Underneath and beside the station, two premetro stops serve the quarter: Diamant, directly under Pelikaanstraat, is the deepest station in the city and sits on tram lines 2, 6, 9 and 15. Astrid is linked to the station and Diamant by an underground walkway, so you can move between them without surfacing. A single ticket is €3 for 60 minutes with unlimited transfers, and the premetro runs roughly 04:30–01:00 daily. A major tunnel renovation is under way from May 2026 into early 2027, with some lines diverted to surface routes, so check De Lijn before relying on a specific line.

On foot, the historic centre and the Meir shopping street are about 10 minutes away, Het Zuid around 20. That is the useful truth of Diamant: it is not a destination that keeps you captive; it is a district that places you precisely where the city’s systems meet. Trains, trams, stones, kosher counters, office doors, a railway cathedral — all of Antwerp’s practical intelligence, compressed into a few streets behind the station.

And perhaps that is why the quarter lingers in the memory. Not because it is pretty. Not because it tries to be. But because it is so unapologetically itself: a working district with reinforced glass and retractable bollards, where business is still done face to face, and where the most beautiful thing on the block may be the station dome catching morning light.

Good to know

Diamond Quarter (Diamant) — your questions

Is the Diamond Quarter a good area to stay in Antwerp?

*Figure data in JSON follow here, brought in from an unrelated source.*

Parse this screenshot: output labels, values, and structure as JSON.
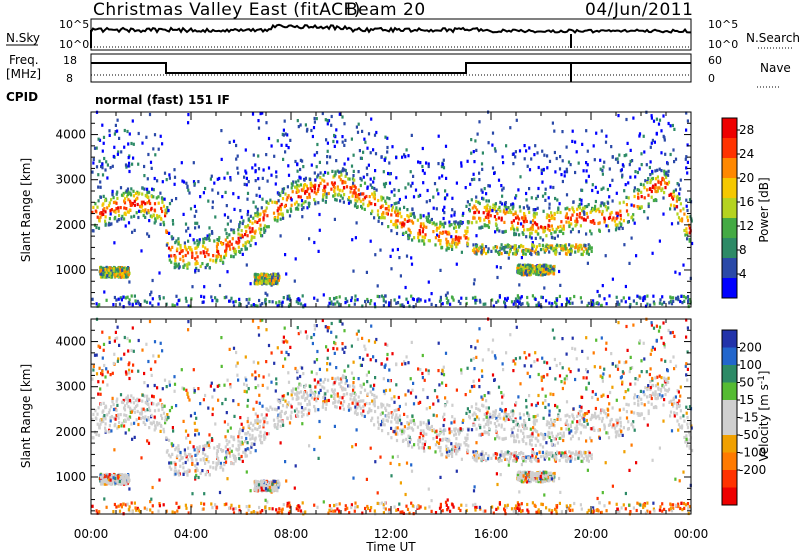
{
  "header": {
    "title": "Christmas Valley East (fitACF)",
    "beam": "Beam 20",
    "date": "04/Jun/2011"
  },
  "params": {
    "nsky_label": "N.Sky",
    "nsky_ticks": [
      "10^5",
      "10^0"
    ],
    "nsearch_label": "N.Search",
    "nsearch_ticks": [
      "10^5",
      "10^0"
    ],
    "freq_label": "Freq.",
    "freq_unit": "[MHz]",
    "freq_ticks": [
      "18",
      "8"
    ],
    "nave_label": "Nave",
    "nave_ticks": [
      "60",
      "0"
    ],
    "cpid_label": "CPID",
    "cpid_value": "normal (fast) 151 IF",
    "freq_steps": [
      {
        "from": 0.0,
        "to": 3.0,
        "level": "high"
      },
      {
        "from": 3.0,
        "to": 15.0,
        "level": "low"
      },
      {
        "from": 15.0,
        "to": 24.0,
        "level": "high"
      }
    ]
  },
  "chart_data": [
    {
      "type": "heatmap",
      "panel": "power",
      "ylabel": "Slant Range [km]",
      "xlabel": "Time UT",
      "x_ticks": [
        "00:00",
        "04:00",
        "08:00",
        "12:00",
        "16:00",
        "20:00",
        "00:00"
      ],
      "xlim_hours": [
        0,
        24
      ],
      "y_ticks": [
        1000,
        2000,
        3000,
        4000
      ],
      "ylim_km": [
        180,
        4500
      ],
      "colorbar": {
        "label": "Power [dB]",
        "ticks": [
          4,
          8,
          12,
          16,
          20,
          24,
          28
        ],
        "range": [
          0,
          30
        ],
        "colors": [
          "#0000ff",
          "#2a49a8",
          "#2d8a66",
          "#44aa44",
          "#b5d320",
          "#f5c800",
          "#ff8800",
          "#ff3300",
          "#ee0000"
        ]
      },
      "echo_band_km": [
        [
          0.0,
          2200
        ],
        [
          1.0,
          2400
        ],
        [
          2.0,
          2500
        ],
        [
          2.9,
          2300
        ],
        [
          3.1,
          1400
        ],
        [
          4.0,
          1300
        ],
        [
          5.0,
          1400
        ],
        [
          6.0,
          1700
        ],
        [
          7.0,
          2200
        ],
        [
          8.0,
          2600
        ],
        [
          9.0,
          2800
        ],
        [
          10.0,
          2900
        ],
        [
          11.0,
          2600
        ],
        [
          12.0,
          2200
        ],
        [
          13.0,
          1900
        ],
        [
          14.0,
          1750
        ],
        [
          15.0,
          1700
        ],
        [
          15.2,
          2300
        ],
        [
          16.0,
          2200
        ],
        [
          17.0,
          2100
        ],
        [
          18.0,
          2000
        ],
        [
          19.0,
          2100
        ],
        [
          19.1,
          2200
        ],
        [
          20.0,
          2100
        ],
        [
          21.0,
          2200
        ],
        [
          22.0,
          2600
        ],
        [
          22.8,
          3000
        ],
        [
          23.5,
          2300
        ],
        [
          24.0,
          1800
        ]
      ],
      "secondary_echoes": [
        {
          "from": 0.3,
          "to": 1.5,
          "range_km": 950
        },
        {
          "from": 6.5,
          "to": 7.5,
          "range_km": 800
        },
        {
          "from": 15.2,
          "to": 20.0,
          "range_km": 1450
        },
        {
          "from": 17.0,
          "to": 18.5,
          "range_km": 1000
        }
      ]
    },
    {
      "type": "heatmap",
      "panel": "velocity",
      "ylabel": "Slant Range [km]",
      "xlabel": "Time UT",
      "x_ticks": [
        "00:00",
        "04:00",
        "08:00",
        "12:00",
        "16:00",
        "20:00",
        "00:00"
      ],
      "xlim_hours": [
        0,
        24
      ],
      "y_ticks": [
        1000,
        2000,
        3000,
        4000
      ],
      "ylim_km": [
        180,
        4500
      ],
      "colorbar": {
        "label": "Velocity [m s^-1]",
        "ticks": [
          "200",
          "100",
          "50",
          "15",
          "-15",
          "-50",
          "-100",
          "-200"
        ],
        "colors": [
          "#2233aa",
          "#2266cc",
          "#2d8a66",
          "#55bb33",
          "#cfcfcf",
          "#cfcfcf",
          "#f0a000",
          "#ff7a00",
          "#ff3300",
          "#ee0000"
        ]
      },
      "echo_band_km": [
        [
          0.0,
          2200
        ],
        [
          1.0,
          2400
        ],
        [
          2.0,
          2500
        ],
        [
          2.9,
          2300
        ],
        [
          3.1,
          1400
        ],
        [
          4.0,
          1300
        ],
        [
          5.0,
          1400
        ],
        [
          6.0,
          1700
        ],
        [
          7.0,
          2200
        ],
        [
          8.0,
          2600
        ],
        [
          9.0,
          2800
        ],
        [
          10.0,
          2900
        ],
        [
          11.0,
          2600
        ],
        [
          12.0,
          2200
        ],
        [
          13.0,
          1900
        ],
        [
          14.0,
          1750
        ],
        [
          15.0,
          1700
        ],
        [
          15.2,
          2300
        ],
        [
          16.0,
          2200
        ],
        [
          17.0,
          2100
        ],
        [
          18.0,
          2000
        ],
        [
          19.0,
          2100
        ],
        [
          19.1,
          2200
        ],
        [
          20.0,
          2100
        ],
        [
          21.0,
          2200
        ],
        [
          22.0,
          2600
        ],
        [
          22.8,
          3000
        ],
        [
          23.5,
          2300
        ],
        [
          24.0,
          1800
        ]
      ]
    }
  ],
  "colors": {
    "background": "#ffffff",
    "axis": "#000000",
    "ground_scatter": "#aaaaaa"
  }
}
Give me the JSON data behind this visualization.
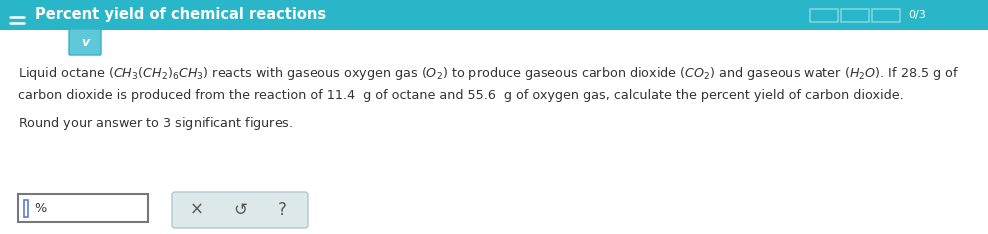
{
  "bg_color": "#29b6c8",
  "white_bg": "#ffffff",
  "header_text": "Percent yield of chemical reactions",
  "header_color": "#ffffff",
  "header_fontsize": 10.5,
  "progress_text": "0/3",
  "progress_color": "#ffffff",
  "body_bg": "#f5f5f5",
  "body_fontsize": 9.2,
  "chevron_color": "#5ec8d8",
  "chevron_border": "#3ab0c4",
  "input_box_color": "#ffffff",
  "input_cursor_color": "#5b7fcc",
  "button_bg": "#dde8ea",
  "button_border": "#b0c8cc",
  "hamburger_color": "#ffffff",
  "text_color": "#333333",
  "progress_box_color": "#a8dde8",
  "line1": "Liquid octane \\(CH_3(CH_2)_6CH_3\\) reacts with gaseous oxygen gas \\(O_2\\) to produce gaseous carbon dioxide \\(CO_2\\) and gaseous water \\(H_2O\\). If 28.5 g of",
  "line2": "carbon dioxide is produced from the reaction of 11.4  g of octane and 55.6  g of oxygen gas, calculate the percent yield of carbon dioxide.",
  "line3": "Round your answer to 3 significant figures."
}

It’s a good base if you value convenience over character — you’re steps from the main station and premetro, which is perfect for train arrivals or a short stay. But it empties out and shutters after business hours, so if you want evening buzz, terraces or a scenic old-town feel, base yourself in the historic centre or Het Zuid and visit Diamant by day.

Can tourists actually buy diamonds in the Diamond Quarter, and is it cheaper?

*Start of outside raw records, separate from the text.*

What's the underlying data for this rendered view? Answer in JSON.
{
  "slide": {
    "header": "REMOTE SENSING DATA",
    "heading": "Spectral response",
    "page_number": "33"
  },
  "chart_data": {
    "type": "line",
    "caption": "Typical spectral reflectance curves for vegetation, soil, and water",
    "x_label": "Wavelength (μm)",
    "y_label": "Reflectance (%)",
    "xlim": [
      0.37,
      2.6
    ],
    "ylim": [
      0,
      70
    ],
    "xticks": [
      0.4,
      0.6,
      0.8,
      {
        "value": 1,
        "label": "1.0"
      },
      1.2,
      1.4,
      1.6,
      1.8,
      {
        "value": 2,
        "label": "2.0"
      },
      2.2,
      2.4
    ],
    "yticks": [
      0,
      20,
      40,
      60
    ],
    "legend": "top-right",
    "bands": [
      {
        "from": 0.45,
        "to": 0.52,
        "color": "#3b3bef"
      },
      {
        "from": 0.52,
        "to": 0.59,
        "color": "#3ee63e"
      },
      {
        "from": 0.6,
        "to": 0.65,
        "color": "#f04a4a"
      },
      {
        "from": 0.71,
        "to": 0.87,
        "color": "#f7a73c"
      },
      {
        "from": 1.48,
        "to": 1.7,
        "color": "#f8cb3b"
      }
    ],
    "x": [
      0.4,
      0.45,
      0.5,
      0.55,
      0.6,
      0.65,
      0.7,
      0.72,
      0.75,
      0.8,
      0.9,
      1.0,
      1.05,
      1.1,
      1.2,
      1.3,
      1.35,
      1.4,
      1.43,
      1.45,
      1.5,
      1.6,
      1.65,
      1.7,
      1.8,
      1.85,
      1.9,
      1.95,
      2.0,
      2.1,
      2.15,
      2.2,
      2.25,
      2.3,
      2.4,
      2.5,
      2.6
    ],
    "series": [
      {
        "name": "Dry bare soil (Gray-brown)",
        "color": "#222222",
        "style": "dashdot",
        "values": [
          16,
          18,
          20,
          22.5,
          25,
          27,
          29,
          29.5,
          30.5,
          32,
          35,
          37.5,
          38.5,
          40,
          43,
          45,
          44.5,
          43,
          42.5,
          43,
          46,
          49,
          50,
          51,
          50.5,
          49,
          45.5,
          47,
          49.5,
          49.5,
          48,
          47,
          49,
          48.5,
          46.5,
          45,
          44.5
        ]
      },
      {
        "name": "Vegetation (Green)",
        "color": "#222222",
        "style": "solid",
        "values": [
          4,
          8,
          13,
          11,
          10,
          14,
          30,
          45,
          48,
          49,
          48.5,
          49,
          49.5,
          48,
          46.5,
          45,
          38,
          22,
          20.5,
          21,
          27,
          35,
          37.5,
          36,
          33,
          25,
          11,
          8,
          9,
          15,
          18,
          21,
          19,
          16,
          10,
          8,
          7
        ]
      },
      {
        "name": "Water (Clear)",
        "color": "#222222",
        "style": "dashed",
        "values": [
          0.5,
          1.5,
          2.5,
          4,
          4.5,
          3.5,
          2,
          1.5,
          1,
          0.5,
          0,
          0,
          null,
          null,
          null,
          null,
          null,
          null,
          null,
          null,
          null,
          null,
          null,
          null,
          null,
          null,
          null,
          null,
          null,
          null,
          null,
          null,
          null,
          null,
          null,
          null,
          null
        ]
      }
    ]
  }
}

Yes. Retail shops on Vestingstraat welcome visitors, while the wholesale dealers on Hoveniersstraat and Pelikaanstraat generally offer better value on certified loose stones because there’s no high-street markup. Always insist on a GIA (or HRD/IGI) grading report, look for jewellers with the city’s ‘Antwerp’s Most Brilliant’ label, and if you’re a non-EU resident spending over €125.01, ask for a VAT-refund form.

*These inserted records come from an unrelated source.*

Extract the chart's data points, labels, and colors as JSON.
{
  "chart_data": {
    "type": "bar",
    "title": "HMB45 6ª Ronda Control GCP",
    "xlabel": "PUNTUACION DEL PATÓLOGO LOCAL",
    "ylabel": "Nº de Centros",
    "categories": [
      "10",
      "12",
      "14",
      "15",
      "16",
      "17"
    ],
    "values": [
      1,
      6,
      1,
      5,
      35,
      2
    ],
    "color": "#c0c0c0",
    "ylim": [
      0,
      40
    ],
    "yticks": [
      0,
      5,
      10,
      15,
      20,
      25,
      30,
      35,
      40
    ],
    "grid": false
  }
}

When is the Diamond Quarter open, and is it safe?

The trade runs roughly 10:00–18:00 on weekdays; much of it closes at weekends, and — because of the Orthodox Jewish community — many shops shut from Friday afternoon through Saturday, when almost no business is done. The area is heavily secured with cameras, bollards and private security and feels safe during the day; after hours it’s quiet, so keep normal city awareness and watch for pickpockets in the station crowds.

What’s the best reason to visit if I’m not buying jewellery?

Antwerp-Centraal. The station alone is worth the trip: a 1905 railway cathedral with a stone dome hall and a vast iron-and-glass train shed, right on the edge of the district.